The manual talks about signal delivery to the shell, not to the commands you run from that shell.
1.
If Bash is waiting for a command to complete and receives a signal for which a trap has been set, the trap will not be executed until the command completes.
(1)
why in my first example, does ctrl-C make the foreground job exit immediately before it can complete
If you run sleep 10 at the prompt of an interactive shell, the shell will put that job in the foreground (through an ioctl() on the tty device that tells the terminal line discipline which process group is the foreground one), so only sleep will get a SIGINT upon ^C and the interactive shell will not, so it's not useful to test that behaviour.
The parent shell, as it's interactive won't receive the SIGINT as its process is not in the foreground process group.
Each command is free to handle signals as they please. sleep doesn't do anything specially with SIGINT, so will get the default disposition (terminate) unless SIGINT was being ignored upon startup.
(2) If you run sleep 10 in a non-interactive shell,
bash -c 'sleep 10; echo "$?"'
Both the noninteractive bash shell and sleep will receive the SIGINT when you press Ctrl-C.
If bash exited straight away, it could leave the sleep command running unattended in background if it happened to ignore or handle the SIGINT signal. So instead,
bash like most other shells, blocks the reception of signals (at least some signals) when waiting for commands.
- Delivery is resumed after the command exits (upon which traps are executed). That also avoids commands in traps to run concurrently with other commands.

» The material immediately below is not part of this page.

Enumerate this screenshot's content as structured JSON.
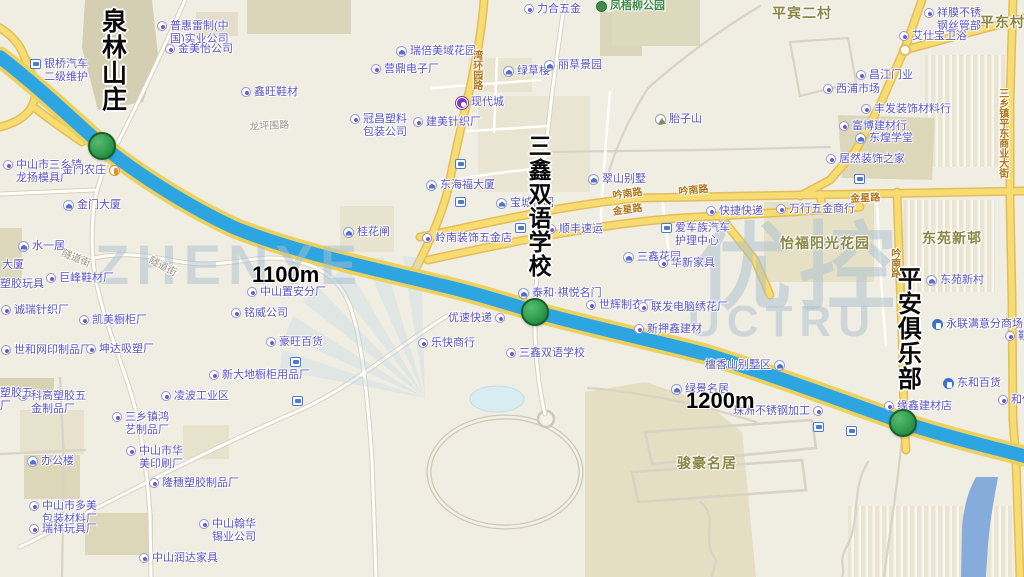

In that example above, sleep will die upon SIGINT, so bash doesn't have long to wait to handle its own SIGINT (here to die as I didn't add a trap on SIGINT).

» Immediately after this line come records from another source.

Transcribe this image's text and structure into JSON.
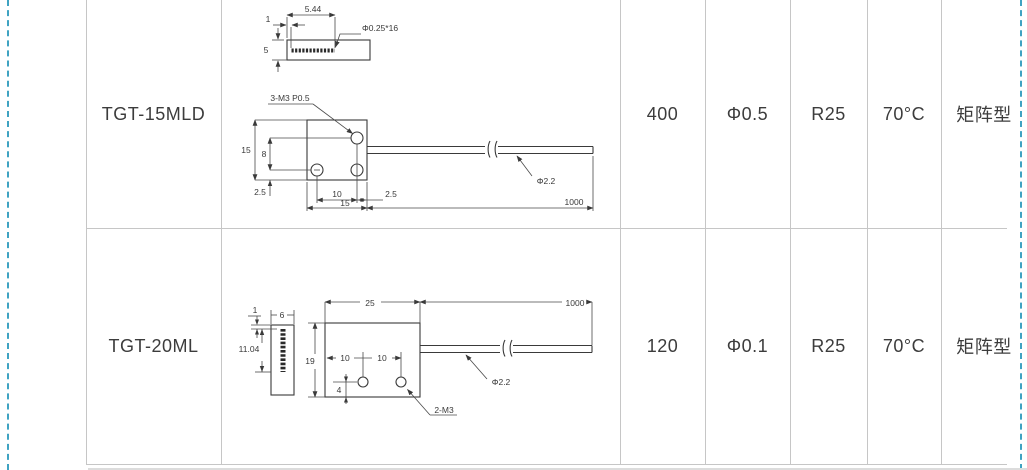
{
  "page": {
    "background": "#ffffff",
    "grid_color": "#c6c6c6",
    "drawing_line_color": "#3a3a3a",
    "margin_dash_color": "#3fa3c2",
    "text_color": "#3c3c3c"
  },
  "table": {
    "rows": [
      {
        "model": "TGT-15MLD",
        "specs": [
          "400",
          "Φ0.5",
          "R25",
          "70°C",
          "矩阵型"
        ]
      },
      {
        "model": "TGT-20ML",
        "specs": [
          "120",
          "Φ0.1",
          "R25",
          "70°C",
          "矩阵型"
        ]
      }
    ]
  },
  "drawings": {
    "tgt15mld": {
      "side_view": {
        "width_label": "5.44",
        "offset_label": "1",
        "height_label": "5",
        "fiber_label": "Φ0.25*16"
      },
      "front_view": {
        "thread_label": "3-M3 P0.5",
        "height_label": "15",
        "hole_row_label": "8",
        "bottom_offset_label": "2.5",
        "hole_pitch_label": "10",
        "edge_offset_label": "2.5",
        "width_label": "15",
        "cable_length_label": "1000",
        "cable_dia_label": "Φ2.2"
      }
    },
    "tgt20ml": {
      "front_view": {
        "offset_label": "1",
        "width_label": "6",
        "fiber_height_label": "11.04"
      },
      "side_view": {
        "width_label": "25",
        "cable_length_label": "1000",
        "height_label": "19",
        "pitch_label_1": "10",
        "pitch_label_2": "10",
        "hole_bottom_label": "4",
        "thread_label": "2-M3",
        "cable_dia_label": "Φ2.2"
      }
    }
  }
}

(3) when you press Ctrl+C while running the noninteractive shell:
bash -c 'sh -c "trap \"\" INT; sleep 3"; echo "$?"'
(with no trap on SIGINT) bash is not killed by the SIGINT. bash, like a few other shells treat SIGINT and SIGQUIT specially. They implement the wait and cooperative exit behaviour described at https://www.cons.org/cracauer/sigint.html (and is known to cause a few annoyances like the scripts calling SIGINT handling commands that can't be interrupted with ^C)
(4) To properly test, you should run a non-interactive bash that has SIGINT trap set and calls a command that doesn't die straight away upon SIGINT like:
bash -c 'trap "echo Ouch" INT; sh -c "trap \"\" INT; sleep 3"'
bash is waiting for sh that has (along with sleep) SIGINT ignored (because of the trap "" INT), so SIGINT won't kill sleep nor sh. bash does not ignore SIGINT, but its handling is defered until sh returns. You see Ouch being displayed, not upon Ctrl+C, but after sleep and sh have terminated normally.
Note that the trap command sets a trap for a signal for the same shell in which it runs. So when the trap command is executed outside the noninteractive shell and in the parent shell,
$ trap "echo You hit control-C!" INT
$ bash -c 'sleep 10; echo "$?"'
^C
$
the noninteractive bash, and sleep commands won't inherit that trap from the parent shell. Signal handlers are lost upon executing a different command (execve() wipes the whole address space of the process including the code of the handler). Upon execve(), signals that had a handler defined revert to the default disposition, those that were ignored remain ignored.
In addition to that, in most shells, traps are also reset in sub-shells.
2.
When Bash is waiting for an asynchronous command via the wait builtin, the reception of a signal for which a trap has been set will cause the wait builtin to return immediately with an exit status greater than 128, immediately after which the trap is executed.
When using wait explicitly, wait is interrupted by any signal that has a trap set (and obviously also those that kill the shell altogether).
That makes it difficult to get the exit status of a command reliably when there are trapped signals:
$ bash -c 'trap "echo Ouch" INT; sh -c "trap \"\" INT; sleep 10" & wait "$!"; echo "$?"'
^COuch
130
In that case, sleep and sh were not killed by the SIGINT (since they ignore it). Still wait returns with a 130 exit status because a signal (SIGINT) was received while it was waiting for sh. You'd need to repeat the wait "$!" until sh really terminates to get sh's exit status.